Hate laws target UK Christians
From Mission Network News:
United Kingdom (MNN) ― It appears that Christians in the United Kingdom are being targeted with laws to prevent religious hate crimes, according to a recent news report from Civitas.
Though the Blasphemy Law that previously raised concerns was abolished in 2008, former head of the Department of Religious Studies, John Davies, said Christians are once again in the crosshairs from these hate laws. Because the term "hate crime" is not clearly defined, Christians' actions and words are under attack.
Evangelist Sammy Tippit believes the manipulation of these laws is part of an alarming trend throughout the secular world. He said, "There's a spirit (and it's very difficult to understand) that has come with secularism that has really been against Christianity. It's a darkness that has been growing, and it's been very antagonistic towards Christianity. But the interesting thing and the thing that makes it so difficult to understand is that this does specifically target Christianity and not other religious groups."

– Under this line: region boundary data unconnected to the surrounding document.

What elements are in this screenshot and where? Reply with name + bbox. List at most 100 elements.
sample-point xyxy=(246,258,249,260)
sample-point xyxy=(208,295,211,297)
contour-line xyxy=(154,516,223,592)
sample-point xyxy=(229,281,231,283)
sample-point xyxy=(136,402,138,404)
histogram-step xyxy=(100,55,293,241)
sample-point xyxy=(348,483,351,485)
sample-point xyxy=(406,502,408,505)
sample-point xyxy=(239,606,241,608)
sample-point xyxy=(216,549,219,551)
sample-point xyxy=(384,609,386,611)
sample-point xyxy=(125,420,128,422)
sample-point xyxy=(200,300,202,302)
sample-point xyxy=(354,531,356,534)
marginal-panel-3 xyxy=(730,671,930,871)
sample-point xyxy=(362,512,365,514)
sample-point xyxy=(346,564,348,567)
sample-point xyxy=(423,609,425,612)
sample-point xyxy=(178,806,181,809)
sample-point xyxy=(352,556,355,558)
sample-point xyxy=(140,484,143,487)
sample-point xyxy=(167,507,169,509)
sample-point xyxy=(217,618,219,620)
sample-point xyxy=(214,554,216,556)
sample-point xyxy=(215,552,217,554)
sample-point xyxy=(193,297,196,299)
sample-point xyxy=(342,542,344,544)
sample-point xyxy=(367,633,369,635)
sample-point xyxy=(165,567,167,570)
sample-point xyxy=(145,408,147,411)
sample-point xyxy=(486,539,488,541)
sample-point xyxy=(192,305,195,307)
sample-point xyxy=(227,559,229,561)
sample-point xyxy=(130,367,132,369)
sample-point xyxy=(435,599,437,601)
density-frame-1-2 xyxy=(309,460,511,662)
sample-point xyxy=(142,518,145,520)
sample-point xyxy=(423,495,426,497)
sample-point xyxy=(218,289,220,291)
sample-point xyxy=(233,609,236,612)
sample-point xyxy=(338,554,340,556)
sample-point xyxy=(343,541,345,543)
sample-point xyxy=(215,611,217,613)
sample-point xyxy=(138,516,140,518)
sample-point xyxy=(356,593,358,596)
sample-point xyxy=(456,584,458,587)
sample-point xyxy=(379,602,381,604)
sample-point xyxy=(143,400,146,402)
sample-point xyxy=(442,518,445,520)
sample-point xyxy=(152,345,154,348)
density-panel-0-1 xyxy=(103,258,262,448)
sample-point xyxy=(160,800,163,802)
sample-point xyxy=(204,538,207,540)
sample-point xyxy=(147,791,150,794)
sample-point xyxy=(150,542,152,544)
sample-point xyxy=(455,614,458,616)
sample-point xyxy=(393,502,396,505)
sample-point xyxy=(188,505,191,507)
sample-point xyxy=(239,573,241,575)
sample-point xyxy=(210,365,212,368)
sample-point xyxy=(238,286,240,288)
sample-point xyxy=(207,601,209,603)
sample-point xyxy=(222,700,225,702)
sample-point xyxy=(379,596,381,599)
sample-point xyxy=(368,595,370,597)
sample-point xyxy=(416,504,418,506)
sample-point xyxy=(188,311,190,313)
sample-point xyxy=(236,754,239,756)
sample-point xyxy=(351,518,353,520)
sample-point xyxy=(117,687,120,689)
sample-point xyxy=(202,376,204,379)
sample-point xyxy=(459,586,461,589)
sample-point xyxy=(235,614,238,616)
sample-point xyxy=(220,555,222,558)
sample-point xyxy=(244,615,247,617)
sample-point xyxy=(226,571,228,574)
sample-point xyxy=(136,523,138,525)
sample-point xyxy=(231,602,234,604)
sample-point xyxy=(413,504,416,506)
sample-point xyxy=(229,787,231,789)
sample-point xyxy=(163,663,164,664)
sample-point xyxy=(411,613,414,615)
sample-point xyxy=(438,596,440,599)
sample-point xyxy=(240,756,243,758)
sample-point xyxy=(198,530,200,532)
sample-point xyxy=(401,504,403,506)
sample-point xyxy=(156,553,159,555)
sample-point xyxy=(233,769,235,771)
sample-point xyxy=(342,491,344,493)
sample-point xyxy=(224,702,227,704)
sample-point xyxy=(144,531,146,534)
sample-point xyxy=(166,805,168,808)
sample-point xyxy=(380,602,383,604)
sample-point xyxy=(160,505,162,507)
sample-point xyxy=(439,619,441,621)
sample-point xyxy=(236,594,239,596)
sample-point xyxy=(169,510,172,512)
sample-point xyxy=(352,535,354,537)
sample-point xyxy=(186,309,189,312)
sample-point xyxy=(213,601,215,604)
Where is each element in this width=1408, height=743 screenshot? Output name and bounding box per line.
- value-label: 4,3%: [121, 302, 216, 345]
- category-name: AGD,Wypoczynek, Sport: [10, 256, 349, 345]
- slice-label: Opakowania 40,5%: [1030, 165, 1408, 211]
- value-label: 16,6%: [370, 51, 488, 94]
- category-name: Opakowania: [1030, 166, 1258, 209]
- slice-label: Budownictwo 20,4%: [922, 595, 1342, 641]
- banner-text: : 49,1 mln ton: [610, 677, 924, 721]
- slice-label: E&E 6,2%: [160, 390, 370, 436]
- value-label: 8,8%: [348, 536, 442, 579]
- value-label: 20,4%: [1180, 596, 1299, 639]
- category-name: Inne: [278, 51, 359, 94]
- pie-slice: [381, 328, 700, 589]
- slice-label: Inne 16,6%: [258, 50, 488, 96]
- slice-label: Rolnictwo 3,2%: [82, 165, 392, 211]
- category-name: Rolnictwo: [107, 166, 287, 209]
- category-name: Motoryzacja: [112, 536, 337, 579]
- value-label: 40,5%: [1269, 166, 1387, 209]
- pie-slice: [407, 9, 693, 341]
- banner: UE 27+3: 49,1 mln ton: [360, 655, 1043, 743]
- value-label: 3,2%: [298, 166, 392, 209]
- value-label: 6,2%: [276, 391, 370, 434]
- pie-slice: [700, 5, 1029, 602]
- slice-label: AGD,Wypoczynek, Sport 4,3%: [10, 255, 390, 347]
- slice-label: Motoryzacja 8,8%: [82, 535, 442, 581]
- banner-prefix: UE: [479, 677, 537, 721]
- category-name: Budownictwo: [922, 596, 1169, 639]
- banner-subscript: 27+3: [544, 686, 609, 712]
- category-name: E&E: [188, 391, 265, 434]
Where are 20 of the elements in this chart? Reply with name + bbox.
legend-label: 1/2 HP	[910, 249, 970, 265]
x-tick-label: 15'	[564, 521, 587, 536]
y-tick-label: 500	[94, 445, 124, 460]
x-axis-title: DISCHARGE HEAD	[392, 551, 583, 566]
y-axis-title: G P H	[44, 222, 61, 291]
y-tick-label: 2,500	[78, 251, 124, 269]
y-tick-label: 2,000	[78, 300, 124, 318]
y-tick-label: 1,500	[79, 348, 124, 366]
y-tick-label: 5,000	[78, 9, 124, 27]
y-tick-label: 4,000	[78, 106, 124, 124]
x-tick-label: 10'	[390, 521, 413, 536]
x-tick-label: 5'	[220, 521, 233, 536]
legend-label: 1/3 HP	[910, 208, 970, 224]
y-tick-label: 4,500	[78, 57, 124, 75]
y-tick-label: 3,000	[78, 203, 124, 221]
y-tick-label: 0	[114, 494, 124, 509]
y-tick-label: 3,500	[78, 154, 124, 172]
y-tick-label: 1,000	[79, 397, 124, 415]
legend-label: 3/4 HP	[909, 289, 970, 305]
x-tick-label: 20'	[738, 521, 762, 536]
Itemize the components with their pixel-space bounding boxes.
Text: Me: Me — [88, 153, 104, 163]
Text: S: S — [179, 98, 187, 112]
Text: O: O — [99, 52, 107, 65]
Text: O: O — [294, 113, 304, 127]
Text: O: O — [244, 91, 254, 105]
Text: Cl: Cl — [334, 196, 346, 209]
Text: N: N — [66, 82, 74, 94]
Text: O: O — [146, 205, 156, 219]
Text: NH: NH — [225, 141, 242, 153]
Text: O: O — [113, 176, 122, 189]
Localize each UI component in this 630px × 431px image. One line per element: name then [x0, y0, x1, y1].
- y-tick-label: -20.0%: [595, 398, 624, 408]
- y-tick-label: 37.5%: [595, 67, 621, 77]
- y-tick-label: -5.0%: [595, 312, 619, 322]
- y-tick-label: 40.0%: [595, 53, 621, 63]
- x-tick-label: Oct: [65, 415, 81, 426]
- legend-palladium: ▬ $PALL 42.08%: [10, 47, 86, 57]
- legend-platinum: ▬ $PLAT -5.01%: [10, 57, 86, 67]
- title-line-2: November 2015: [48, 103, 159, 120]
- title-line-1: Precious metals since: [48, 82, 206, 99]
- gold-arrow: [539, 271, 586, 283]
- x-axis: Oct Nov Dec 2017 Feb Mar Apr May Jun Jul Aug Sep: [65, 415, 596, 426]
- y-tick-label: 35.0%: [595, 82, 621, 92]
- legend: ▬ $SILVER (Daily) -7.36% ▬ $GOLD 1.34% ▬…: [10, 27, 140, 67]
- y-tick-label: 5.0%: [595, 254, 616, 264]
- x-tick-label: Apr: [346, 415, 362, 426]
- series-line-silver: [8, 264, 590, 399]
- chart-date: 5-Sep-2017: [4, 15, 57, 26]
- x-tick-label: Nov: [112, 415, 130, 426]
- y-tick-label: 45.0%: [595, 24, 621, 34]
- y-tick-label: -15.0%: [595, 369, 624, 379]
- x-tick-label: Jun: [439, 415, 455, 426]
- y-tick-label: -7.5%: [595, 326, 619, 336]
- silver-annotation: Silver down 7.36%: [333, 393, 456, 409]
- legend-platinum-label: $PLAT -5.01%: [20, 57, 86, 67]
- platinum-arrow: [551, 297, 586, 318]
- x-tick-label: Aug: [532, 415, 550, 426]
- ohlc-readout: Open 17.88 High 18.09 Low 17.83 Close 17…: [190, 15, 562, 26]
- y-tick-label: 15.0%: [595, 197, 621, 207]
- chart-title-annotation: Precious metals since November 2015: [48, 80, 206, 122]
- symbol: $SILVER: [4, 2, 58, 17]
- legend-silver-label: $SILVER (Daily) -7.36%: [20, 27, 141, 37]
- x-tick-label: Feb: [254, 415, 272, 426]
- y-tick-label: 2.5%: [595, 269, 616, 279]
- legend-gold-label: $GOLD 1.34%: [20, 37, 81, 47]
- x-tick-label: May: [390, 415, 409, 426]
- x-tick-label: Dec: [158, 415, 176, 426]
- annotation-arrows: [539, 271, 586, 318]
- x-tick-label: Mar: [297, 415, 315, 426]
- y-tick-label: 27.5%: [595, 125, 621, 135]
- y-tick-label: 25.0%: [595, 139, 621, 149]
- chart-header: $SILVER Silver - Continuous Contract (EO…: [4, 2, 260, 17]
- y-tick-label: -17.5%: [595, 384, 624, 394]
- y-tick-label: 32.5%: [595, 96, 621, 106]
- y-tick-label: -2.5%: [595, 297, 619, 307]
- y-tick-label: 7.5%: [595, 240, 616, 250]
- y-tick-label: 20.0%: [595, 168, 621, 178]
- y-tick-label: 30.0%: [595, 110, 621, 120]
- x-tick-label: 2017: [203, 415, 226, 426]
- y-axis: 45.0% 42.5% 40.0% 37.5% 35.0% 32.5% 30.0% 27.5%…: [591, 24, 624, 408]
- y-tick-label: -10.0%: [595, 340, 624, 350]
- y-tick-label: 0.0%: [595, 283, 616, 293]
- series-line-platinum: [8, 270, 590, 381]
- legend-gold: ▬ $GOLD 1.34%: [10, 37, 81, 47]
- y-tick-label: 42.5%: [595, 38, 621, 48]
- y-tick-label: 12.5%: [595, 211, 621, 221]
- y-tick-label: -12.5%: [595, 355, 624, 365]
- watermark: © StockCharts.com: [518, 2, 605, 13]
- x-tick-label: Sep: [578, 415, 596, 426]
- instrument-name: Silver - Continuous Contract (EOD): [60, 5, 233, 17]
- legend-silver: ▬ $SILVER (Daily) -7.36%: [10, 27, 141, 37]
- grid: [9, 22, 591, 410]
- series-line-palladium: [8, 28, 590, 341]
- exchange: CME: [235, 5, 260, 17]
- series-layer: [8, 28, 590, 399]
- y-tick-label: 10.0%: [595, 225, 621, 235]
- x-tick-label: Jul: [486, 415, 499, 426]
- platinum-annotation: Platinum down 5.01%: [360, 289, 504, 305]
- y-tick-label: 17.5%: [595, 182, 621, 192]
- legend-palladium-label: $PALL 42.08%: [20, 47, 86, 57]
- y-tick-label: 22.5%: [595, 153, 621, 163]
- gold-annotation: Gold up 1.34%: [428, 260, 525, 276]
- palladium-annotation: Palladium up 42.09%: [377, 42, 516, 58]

This spirit is spreading throughout the U.S. and throughout Europe, as Christians can say less and less without offending someone. It has become more prevalent.
In the last decade, Tippit said Western Christians have grown accustomed to not having to face opposition or persecution. However, "The truth is: if you're going to live for Christ, there's going to be some form of persecution."
So what can be done? Since this attitude toward Christians only seems to be worsening, how can Western Christians respond?
Tippit said our first and most important step should be prayer. As he works with numerous Christians throughout persecuted lands, Tippit said he has seen people derive amazing power and strength from their dedication to prayer.
However, "When I talk about praying, I'm not talking about praying that God would smack our enemies. I'm talking about drawing close to God. I'm talking about walking in His spirit and the nearness and intimacy with Him. When you do that, you'll be able to respond as Jesus said to 'love those who hate you and pray for those who persecute you,'" Tippit said.
After prayer, Tippit said our second response should be "to make sure that we don't give people a reason to target us. In other words, if they are targeting us for righteousness, that's one thing. But if they are targeting us because of attitudes--things that we are doing that are not right, then that's another thing."
Finally, Tippit said our response should be to continue to reach out, even to those opposing us. Just because we are facing persecution does not mean we should stop shining the love Christ wherever we go.